If there was one thing i wish someone had told me earlier in Uni life, it would have been
DO NOT USE ONION SKINNING WHEN ANIMATING!
My work is in no way perfect, but i've improved as an animator since turning off the onion skinning facility on StopMotionPro. It takes some getting used to, but by flicking between the previously captured frames and live view, as well as playing what you've already captured. The animation becomes smoother.
Thats me out for now! No idea what my next post will be about but thats kind of scarily exciting.
Lack of posts from the last few weeks are down to general stress of deadlines combined with a brilliant weeks work experience on the television show Rastamouse.
I'm sitting on after effects all day today ready for hand in for Glammies consideration tomorrow morning BUT over the weekend, i finished filming. Incredibly relieving and also really strange to know that the last 6 months work has almost come to an end, let alone three years at uni!
so over the weekend, I did something i've always wanted to do. a time lapse! More specifically a time lapse of me animating my second to last shot. I also did one for my last shot, but a combination of the ceiling dripping onto my laptop and me forgetting to press capture when i had a break towards the end meant i didn't properly finish it.
Anyway! here it is, my second to last shot with the intro music done by Alister Bunclark over the top.
Two years ago, David Johnson of 'Famous Flying Films', creator of the hit kids TV show 'The Koala Brothers' pitched the idea and I am SO glad its been commissioned. 52 x 7 minute episodes are in the pipeline with puppets made by none other than Mackinnon and Saunders! (The same people making the puppets for the Clangers and countless other kids TV shows as well as large feature film work).

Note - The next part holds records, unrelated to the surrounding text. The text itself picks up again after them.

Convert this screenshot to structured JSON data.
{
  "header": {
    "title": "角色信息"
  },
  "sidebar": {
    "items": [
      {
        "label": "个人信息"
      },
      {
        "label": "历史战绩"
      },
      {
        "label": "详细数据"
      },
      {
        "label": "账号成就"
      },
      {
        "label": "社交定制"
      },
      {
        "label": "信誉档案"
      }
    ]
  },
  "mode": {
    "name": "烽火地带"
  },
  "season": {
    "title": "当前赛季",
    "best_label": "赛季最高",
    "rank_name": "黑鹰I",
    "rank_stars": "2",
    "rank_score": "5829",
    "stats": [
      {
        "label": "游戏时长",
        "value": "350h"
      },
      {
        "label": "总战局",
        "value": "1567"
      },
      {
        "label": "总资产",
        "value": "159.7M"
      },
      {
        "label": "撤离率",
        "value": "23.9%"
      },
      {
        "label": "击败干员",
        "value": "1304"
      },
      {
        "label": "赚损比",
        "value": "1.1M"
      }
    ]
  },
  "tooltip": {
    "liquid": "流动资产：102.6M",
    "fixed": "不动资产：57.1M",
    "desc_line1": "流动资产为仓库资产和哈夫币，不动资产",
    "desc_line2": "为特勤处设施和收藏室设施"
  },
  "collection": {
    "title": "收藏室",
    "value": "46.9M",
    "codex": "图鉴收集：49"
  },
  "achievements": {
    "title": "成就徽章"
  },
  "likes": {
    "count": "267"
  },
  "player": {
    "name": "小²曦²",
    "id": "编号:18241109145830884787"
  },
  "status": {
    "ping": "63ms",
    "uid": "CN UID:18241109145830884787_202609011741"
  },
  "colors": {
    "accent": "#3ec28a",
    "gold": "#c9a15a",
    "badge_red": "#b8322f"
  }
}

I don't know what exactly it is that I love so much about Calamity Island, maybe its the simplicity of the puppets, a distinct style that Famous Flying Films tries to stick to. But again i cannot wait to watch this series! If its anywhere near as good as the Koala Brothers it'll be fantastic!
Factory Transmedia pride themselves (as the name suggests) on working across all media, through animation, television, advertising, VFX and post production.
MOST importantly, the animation! (I'm bias). Factory TM are incredibly skilled in developing new talent and technology whilst at the same time assisting in reboots of old shows. More specifically...
Officially confirmed towards the end of last year, the BBC has commissioned a new series of the Clangers to be released in 2015. I for one am incredibly excited. Having been a massive fan of the Clangers growing up, potentially one of the first Stop Motion shows I ever watched, maybe along side Oakie Doke?
Factory TM, working closely with models from the incredibly talented Mackinnon and Saunders are working towards creating a show with a similar style to the original, but bringing it to the modern age.
Its always great to see animation companies or broadcasters choosing to recreate old shows in their original format, when you look at the likes of Postman Pat, Fireman Sam and countless others that (in my opinion) completely lose their charm when transitioned from Stop Motion to CGI. (No offence to CGI, I just don't like change).
Factory TM's history in Stop Motion children's TV show covers the likes of Fifi and the Flowertots, Raa Raa the Noisy Lion and Peter Kay's Animated All Star Band.
I for one cannot wait until 2015 to get to watch all new Clangers!
Back to regular posts to split up these inspirational companies.
The interior set!! Once the floor was down and set, I made the walls. Alongside this I cut out more miniature pattern pieces than i can count to hang between the two pillars seen below.
I wanted to keep the set as simple as possible maintaining the hand built stop motion feel. For this, cardboard was the perfect material for the walls.
I made the frames with thin pieces of wood which locked into each other and the base using carefully drilled holes, large bolts and wing nuts.
The only issue with the cardboard is the colour, it was difficult to commit to a colour at this point as everything sits in the same sepia toned theme. I tried multiple colour swatches and in the end decided (with help from twitter) on the blue.
However, when mixing the final paint colour I made it slightly too dark, this combined with the brown of the cardboard showing through made for a much different colour but overall I'm still happy with it.
Below is an example of how the frames were made for each wall. this time in order to fit the door, which was made for my by Saeed, a 2nd year model maker.
Extra props were made to generally fill out the tailors cutters. and make it look more aged and used. Fabric rolls were simple enough to make and luckily Saeed was nice enough to make some miniature cardboard boxes, visible under the table in the photo below.
I also folded various fabrics and glued them onto a shelf to fill the blank wall space.
Finally the outside wall! One of the other reasons for using cardboard was that it was easy to cut out a hole in a wall to insert a perspex window.
This was simple enough to make, simply two pieces of cardboard with the same cut taken out of each, a sheet of perspex was glued between the two and balsa wood glued around the edges. The exterior wall was made by peeling off the first layer of brown paper on the cardboard, revealing the corrugated card. This was then painted a light grey.